A fine marzo 2017, la Corte di Cassazione si è espressa con la sentenza no. 8260, ribaltando il giudizio della Corte di Appello di Milano in merito al reclamo posto da un lavoratore con livello di Quadro, indotto nel 2011, a firmare una transazione sindacale con procedura di licenziamento, con supposto dolo da parte del datore di lavoro che con “silenzio malizioso” lo aveva spinto verso tale comportamento, facendogli credere di rientrare nel novero dei dipendenti da porre in trattamento di mobilità.
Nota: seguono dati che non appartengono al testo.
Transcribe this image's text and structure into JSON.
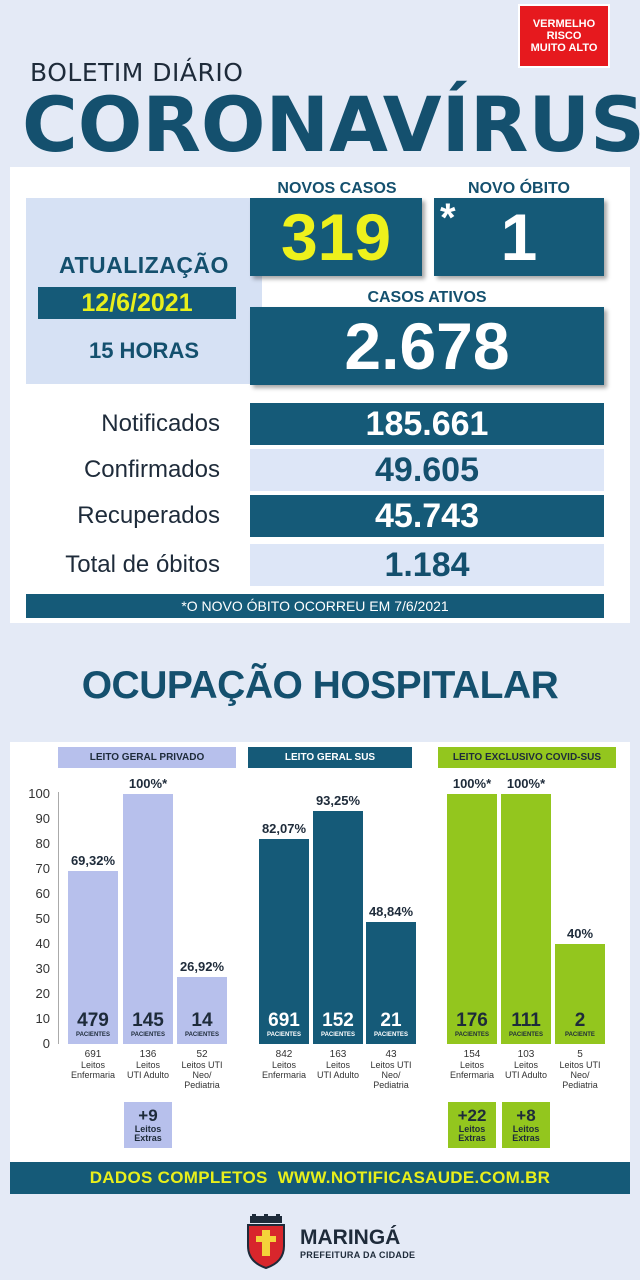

La Corte territoriale non aveva ravvisato alcuna imposizione da parte dell’Azienda per la sottoscrizione dell’accordo tale da renderlo invalido, anche se la stessa aveva poi assunto un altro lavoratore per la medesima posizione lavorativa.
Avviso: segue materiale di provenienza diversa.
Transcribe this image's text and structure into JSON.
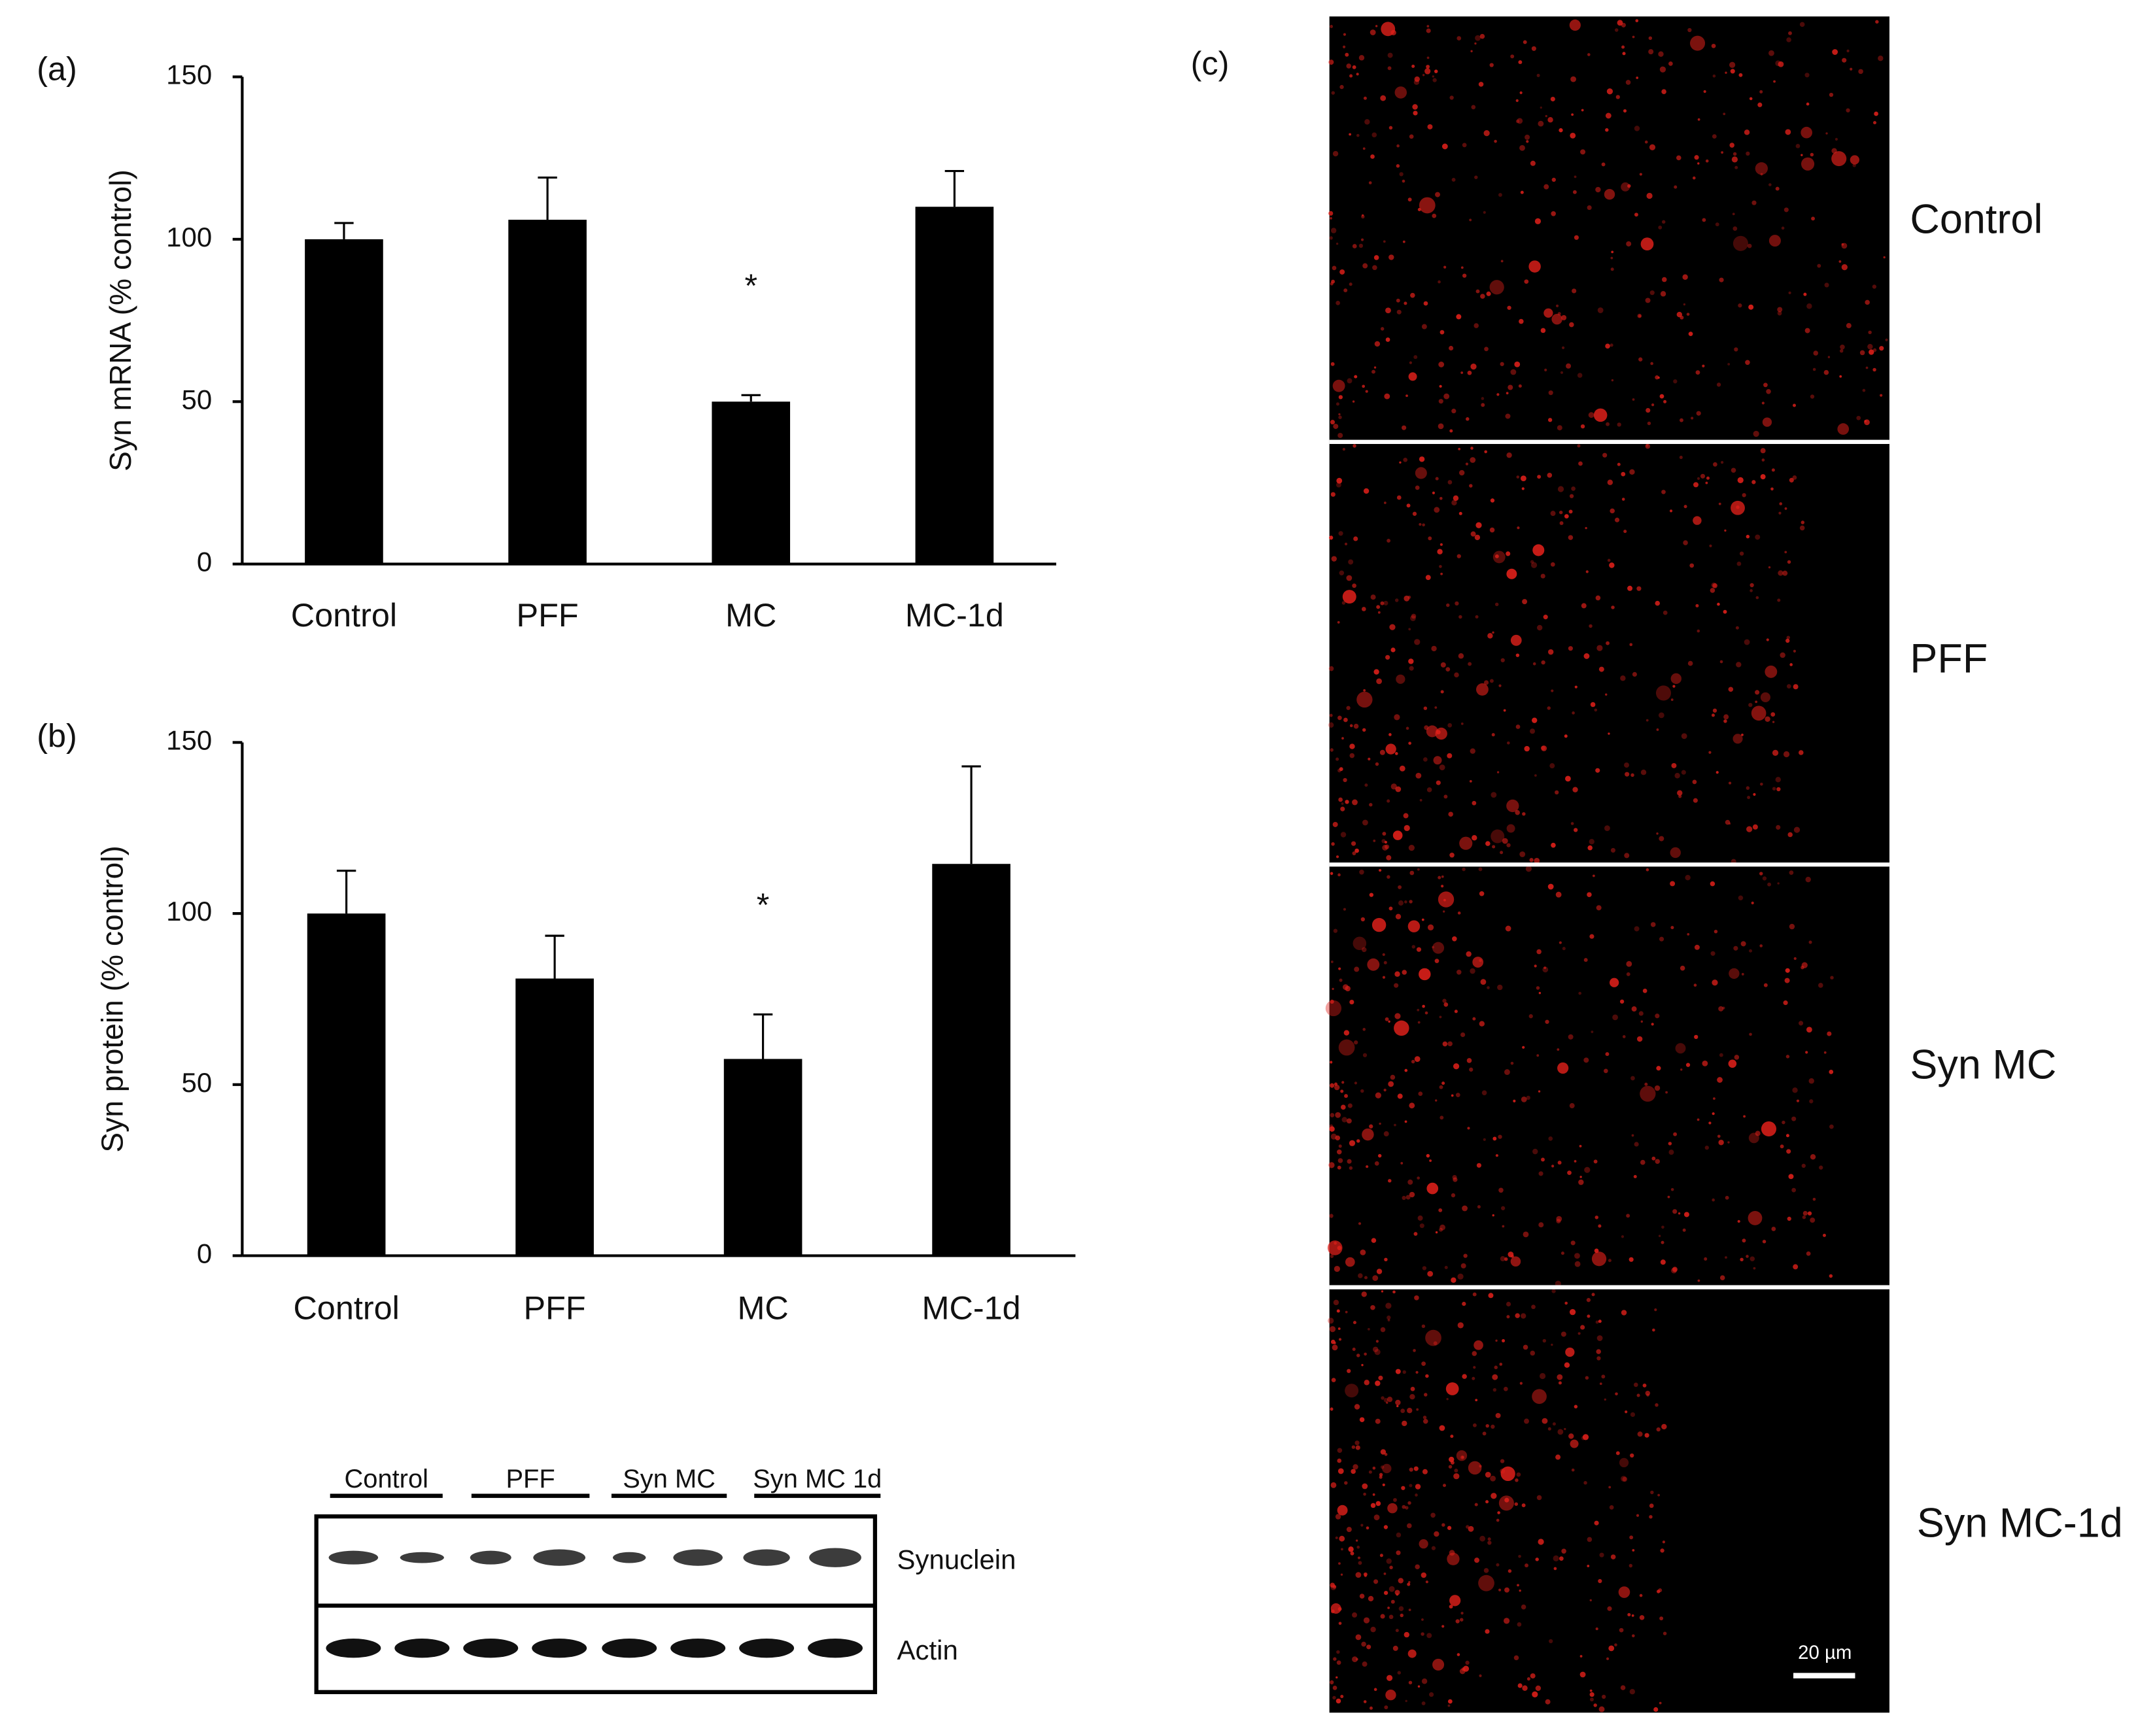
{
  "chart_data": [
    {
      "type": "bar",
      "panel_label": "(a)",
      "y_label": "Syn mRNA (% control)",
      "categories": [
        "Control",
        "PFF",
        "MC",
        "MC-1d"
      ],
      "values": [
        100,
        106,
        50,
        110
      ],
      "errors": [
        5,
        13,
        2,
        11
      ],
      "color": "#000000",
      "ylim": [
        0,
        150
      ],
      "yticks": [
        0,
        50,
        100,
        150
      ],
      "annotations": [
        {
          "text": "*",
          "x": "MC"
        }
      ]
    },
    {
      "type": "bar",
      "panel_label": "(b)",
      "y_label": "Syn protein (% control)",
      "categories": [
        "Control",
        "PFF",
        "MC",
        "MC-1d"
      ],
      "values": [
        100,
        81,
        57.5,
        114.5
      ],
      "errors": [
        12.5,
        12.5,
        13,
        28.5
      ],
      "color": "#000000",
      "ylim": [
        0,
        150
      ],
      "yticks": [
        0,
        50,
        100,
        150
      ],
      "annotations": [
        {
          "text": "*",
          "x": "MC"
        }
      ]
    }
  ],
  "blot": {
    "lanes": [
      "Control",
      "PFF",
      "Syn MC",
      "Syn MC 1d"
    ],
    "rows": [
      "Synuclein",
      "Actin"
    ]
  },
  "micrographs": {
    "panel_label": "(c)",
    "panels": [
      "Control",
      "PFF",
      "Syn MC",
      "Syn MC-1d"
    ],
    "scale_bar": "20 µm"
  }
}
Da ultimo invece, la Suprema corte ha accolto il ricorso del lavoratore, ribaltando i due gradi di giudizio precedenti, facendo emergere il dolo da parte dell’Azienda, sottovalutato dai precedenti giudici, per aver indotto ingannevolmente il dipendente verso un accordo risolutivo del rapporto di lavoro, con l’ulteriore aggravante di avere immediatamente proceduto ad una nuova assunzione.
“Silenzio malizioso” come dolo commissivo e omissivo
Si è parlato infatti di dolo commissivo compiuto ai sensi dell’Art. 1439 c.c., ed omissivo per il comportamento reticente tenuto dall’Azienda, tale da invalidare l’accordo, proprio perché basato sull’artifizio, per trarne un guadagno indebito.
L’accordo sindacale è una prassi consolidata come quella svolta in sede protetta presso la Direzione Territoriale del Lavoro, per la composizione in termini transattivi sia di licenziamenti individuali, plurimi e collettivi.
Attraverso un accordo scritto, le parti si impegnano, attraverso la corresponsione di una somma a ristoro del danno emergente, alla rinuncia di qualsiasi impugnazione dell’atto di licenziamento, sottoscrivendo quello che in gergo viene chiamato “accordo tombale”, cioè di nulla a pretendere rispetto a quanto dedotto nell’accordo stesso, una novazione contrattuale che definisce i termini del rapporto tra Datore di Lavoro e lavoratore dipendente.
La nozione di dolo, così come precisa l’art. 43 del c.p, consta in quell’elemento psicologico del reato, costitutivo del fatto illecito, poiché il soggetto ha piena coscienza e volontà delle proprie azioni, nell’arrecare danno a terzi.
La prassi normalmente vuole che a seguito di una procedura interna all’azienda concertata poi con le parti sindacali, si giunga ad una risoluzione alternativa a quella giudiziale, trovando per le parti una giusta soddisfazione, tale che le Aziende, con il supporto del Consulente del Lavoro in sede stragiudiziale, diano inizio ad una contrattazione tra offerta, proposta ed accettata, per redigere un atto, in accordo con le parti sindacali o del Ministero del Lavoro, con l’ulteriore possibilità di deposito dello stesso presso la Cancelleria del Tribunale della Circoscrizione.
Proprio la natura della formalizzazione di tale accordo, comporta ob torto collo, l’accettazione totale e definitiva di quanto contenutovi. La Sentenza 8260/2017 ribalta la certezza dell’accordo, ammettendo infatti che l’accordo stesso, siglato in sede protetta, possa essere oggetto di richiesta di invalidazione.
Pertanto, se nel caso si specie si è a lungo dibattuto sulla maliziosità del comportamento aziendale, da oggi, con tutta probabilità, il lavoratore sarà meno condiscendente, temendo di essere stato indotto, con fine psicologia manageriale, verso una decisione che sembrava senza ritorno.
Resta ovvio che sia a carico del lavoratore provare che l’Azienda abbia perpetrato un comportamento lesivo, come nel caso in oggetto oltre alla volontà di promuovere in giudizio, sino a trovare la giusta soddisfazione, affrancandosi ai tempi della giustizia.
Dall’altro, le Aziende che vorranno sottoscrivere accordi transattivi dovranno porre una miglior attenzione sia nel comportamento da mantenere durante il periodo di transizione che nel seguente non dando adito con fatti che possano ricusare quanto sancito con l’accordo.